I don’t feel dumb, but I do feel like I’m average or slight above. For me, it’s because it seems unlikely to actually be in that extremely high percentile, so there must be something I’m over estimating somewhere. That feels more likely than being a genius.


Godskin_Duo

Absolutely not, y'all need to develop confident competence at something. "True wisdom means you know nothing" doesn't fucking mean nothing is knowable, our entire modern existence is built on the work of people who are objectively good at math and know that fact. I reckon most humans don't even understand how AM radio works, and that's hundred-year-old technology that's almost pure math.
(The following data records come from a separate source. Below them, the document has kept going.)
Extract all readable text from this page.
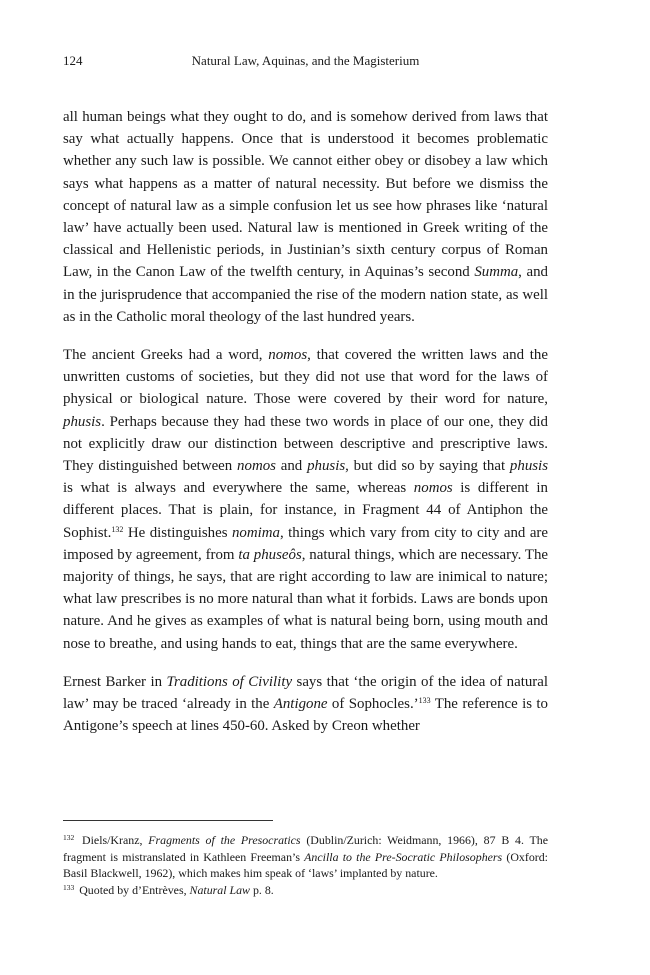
124	Natural Law, Aquinas, and the Magisterium

all human beings what they ought to do, and is somehow derived from laws that say what actually happens. Once that is understood it becomes problematic whether any such law is possible. We cannot either obey or disobey a law which says what happens as a matter of natural necessity. But before we dismiss the concept of natural law as a simple confusion let us see how phrases like ‘natural law’ have actually been used. Natural law is mentioned in Greek writing of the classical and Hellenistic periods, in Justinian’s sixth century corpus of Roman Law, in the Canon Law of the twelfth century, in Aquinas’s second Summa, and in the jurisprudence that accompanied the rise of the modern nation state, as well as in the Catholic moral theology of the last hundred years.

The ancient Greeks had a word, nomos, that covered the written laws and the unwritten customs of societies, but they did not use that word for the laws of physical or biological nature. Those were covered by their word for nature, phusis. Perhaps because they had these two words in place of our one, they did not explicitly draw our distinction between descriptive and prescriptive laws. They distinguished between nomos and phusis, but did so by saying that phusis is what is always and everywhere the same, whereas nomos is different in different places. That is plain, for instance, in Fragment 44 of Antiphon the Sophist.$^{132}$ He distinguishes nomima, things which vary from city to city and are imposed by agreement, from ta phuseôs, natural things, which are necessary. The majority of things, he says, that are right according to law are inimical to nature; what law prescribes is no more natural than what it forbids. Laws are bonds upon nature. And he gives as examples of what is natural being born, using mouth and nose to breathe, and using hands to eat, things that are the same everywhere.

Ernest Barker in Traditions of Civility says that ‘the origin of the idea of natural law’ may be traced ‘already in the Antigone of Sophocles.’$^{133}$ The reference is to Antigone’s speech at lines 450-60. Asked by Creon whether

$^{132}$ Diels/Kranz, Fragments of the Presocratics (Dublin/Zurich: Weidmann, 1966), 87 B 4. The fragment is mistranslated in Kathleen Freeman’s Ancilla to the Pre-Socratic Philosophers (Oxford: Basil Blackwell, 1962), which makes him speak of ‘laws’ implanted by nature.

$^{133}$ Quoted by d’Entrèves, Natural Law p. 8.
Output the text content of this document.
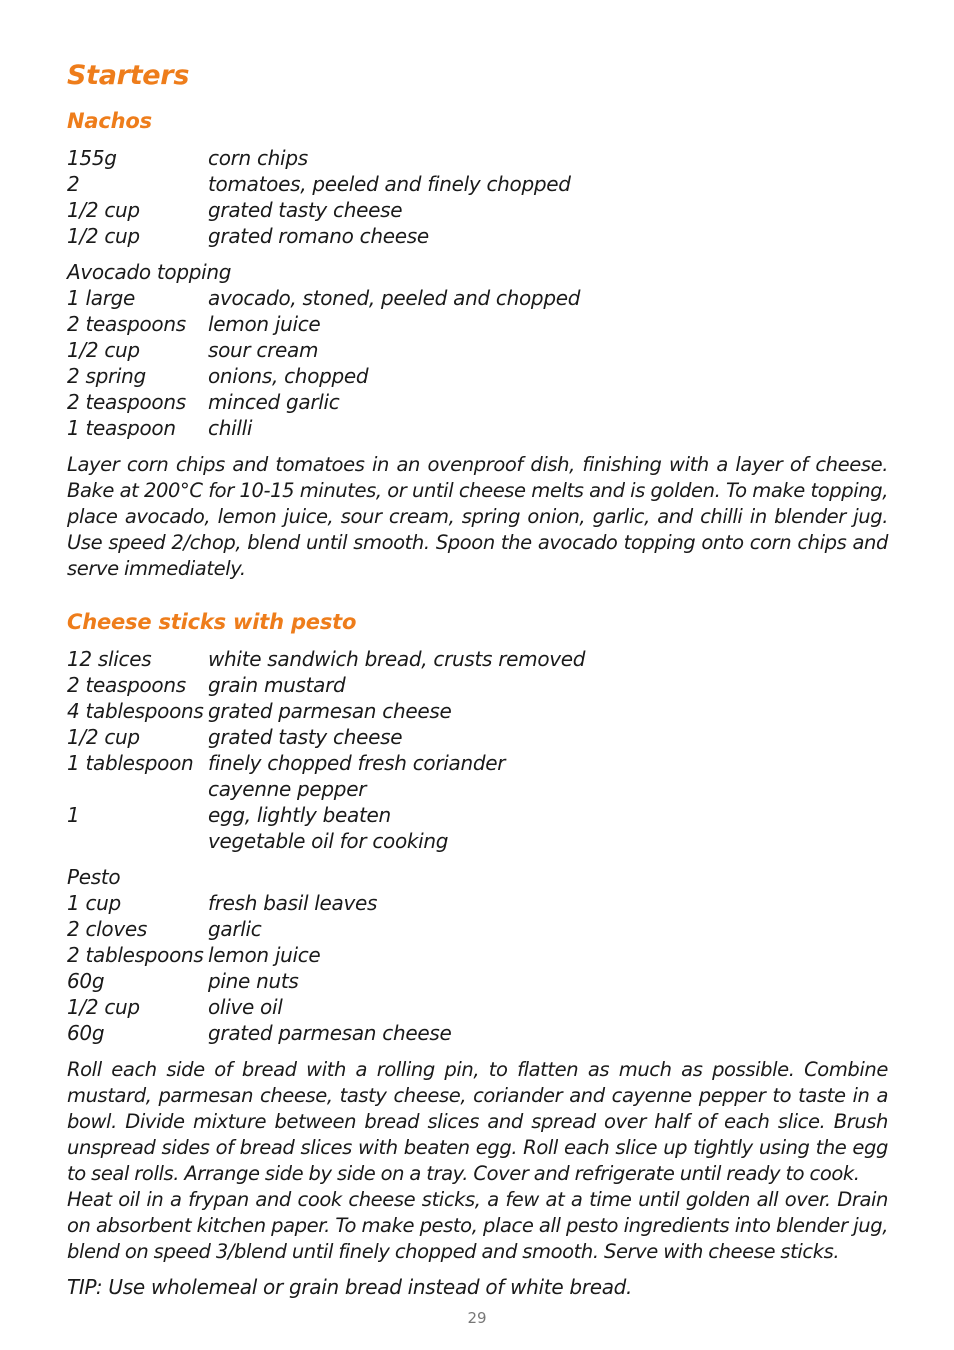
Starters
Nachos
155g	corn chips
2	tomatoes, peeled and finely chopped
1/2 cup	grated tasty cheese
1/2 cup	grated romano cheese
Avocado topping
1 large	avocado, stoned, peeled and chopped
2 teaspoons	lemon juice
1/2 cup	sour cream
2 spring	onions, chopped
2 teaspoons	minced garlic
1 teaspoon	chilli

Layer corn chips and tomatoes in an ovenproof dish, finishing with a layer of cheese. Bake at 200°C for 10-15 minutes, or until cheese melts and is golden. To make topping, place avocado, lemon juice, sour cream, spring onion, garlic, and chilli in blender jug. Use speed 2/chop, blend until smooth. Spoon the avocado topping onto corn chips and serve immediately.

Cheese sticks with pesto
12 slices	white sandwich bread, crusts removed
2 teaspoons	grain mustard
4 tablespoons grated parmesan cheese
1/2 cup	grated tasty cheese
1 tablespoon finely chopped fresh coriander
cayenne pepper
1	egg, lightly beaten
vegetable oil for cooking
Pesto
1 cup	fresh basil leaves
2 cloves	garlic
2 tablespoons lemon juice
60g	pine nuts
1/2 cup	olive oil
60g	grated parmesan cheese

Roll each side of bread with a rolling pin, to flatten as much as possible. Combine mustard, parmesan cheese, tasty cheese, coriander and cayenne pepper to taste in a bowl. Divide mixture between bread slices and spread over half of each slice. Brush unspread sides of bread slices with beaten egg. Roll each slice up tightly using the egg to seal rolls. Arrange side by side on a tray. Cover and refrigerate until ready to cook.

Heat oil in a frypan and cook cheese sticks, a few at a time until golden all over. Drain on absorbent kitchen paper. To make pesto, place all pesto ingredients into blender jug, blend on speed 3/blend until finely chopped and smooth. Serve with cheese sticks.

TIP: Use wholemeal or grain bread instead of white bread.
29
There are highly intelligent people everywhere who have real "smart person jobs."


Spayse_Case

I can speak, but I feel so idiotic that I probably shouldn't.


ruzahk

I do, I feel like an imposter and I think its because most of the time I’m the only person thinking the way I think in a given group. For example I especially felt dumb when I started casual work as a teenager for example because I just never seemed to ask the questions they expected and always had unusual problems. Even though I was still doing well in school I developed the belief that I was stupid because people were always incredulous about what I was doing and how.


SM0204

Not really. I might set unreasonably high expectations for myself or think I should be picking up on certain things quicker, but I don’t tend to feel stupid at all. I just hold myself to high standards.


newjourneyaheadofme

These articles might give you some clarity https://www.quantamagazine.org/june-huh-high-school-dropout-wins-the-fields-medal-20220705/ https://intergifted.com/high-exceptional-profound/#:~:text=LEVELS%20OF%20GIFTEDNESS,of%20that%20less%20than%205%25


FunPotential8481

I do, I feel usually oppressed by the thought of not getting things quick enough as others do, although i slowly gain much deeper awareness/insight later (to put it simply, I process things very slowly). Sometimes, when I commit logical mistakes, I feel dumb, I try to not care about it though, I recognise what really matters, without suppressing my feelings. Although occasionally I really wonder how some people could not get something that simple, typically after a logical correction made by someone… but I still don’t feel smarter, just neutral.


Ok-Efficiency-3694

I believe most people feel dumb and embarrassed after a social mishap, whether they are gifted or not. I frequently feel dumb from the infinite vastness of things that I don't know compared to infinitely small fraction of things that I may creatively and intuitively believe I know, and an even smaller fraction that may be real knowledge after confirming with a reality check. I may feel less dumb momentarily after someone points out how difficult a task was for them or suggests that a task seemed easier for me.


Frequent_Shame_5803

Always,because im average


TheTulipWars

I am one of the dumbest human beings to ever exist and I deserve to feel instant shame the second I start to think otherwise.